AI considerations for educational design reveal potential to significantly enhance SBHE [29,30]. AI algorithms for industries including finance, social media, advertising, and digital image design provide a jumpstart to guide SBHE applications. We can imagine that AI applications could be used to author scenarios with integrated key learning points, checklists, and other intelligent assessment tools. Facilitation and debriefing guides could be based upon not only evidence-based best practices, but on individual learning curves. Automated design could integrate and control responsive real-time “on-the-fly” scenario modifications to support learner engagement, in the same way that current AI engines present players challenges in the world of online games.

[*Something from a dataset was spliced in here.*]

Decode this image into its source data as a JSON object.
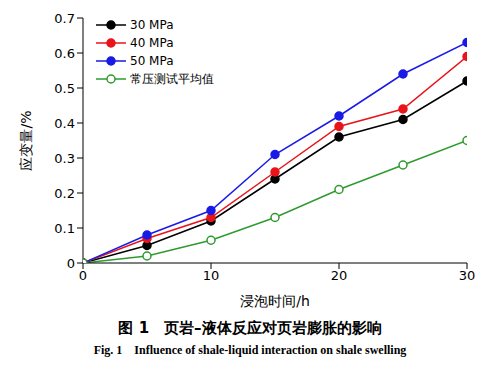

Imagine, automated personalized learning! New pedagogical tactics for designing learning in an AI world will guide the future of educational design in many dimensions, including simulation. One such example is the application of AI using neural networks and real-time assessment of learner performance. AI could enable integration of sensor data from existing haptics based systems to easily provide real-time feedback based on individual learners’ performance of complex and simple tasks, and application of knowledge in increasingly realistic simulation experiences. Real-time feedback is already available and effective in guiding learner performance in quality cardiopulmonary resuscitation, for both simulated training and actual clinical applications. AI systems could significantly enhance SBHE learning process’ by providing greater precision and more accurate feedback, generating personalized training experiences.
I think the future of SBHE will focus on making teaching and learning more efficient. Improvements in instructional design, educator training, personalized learning experiences, and assessment will generate efficient learning curves, and valid competency assessments. Advances in educational methods and technologies will shift from parallel activities to aligned and integrated activities to enhance efficiency and accessibility of SBHE.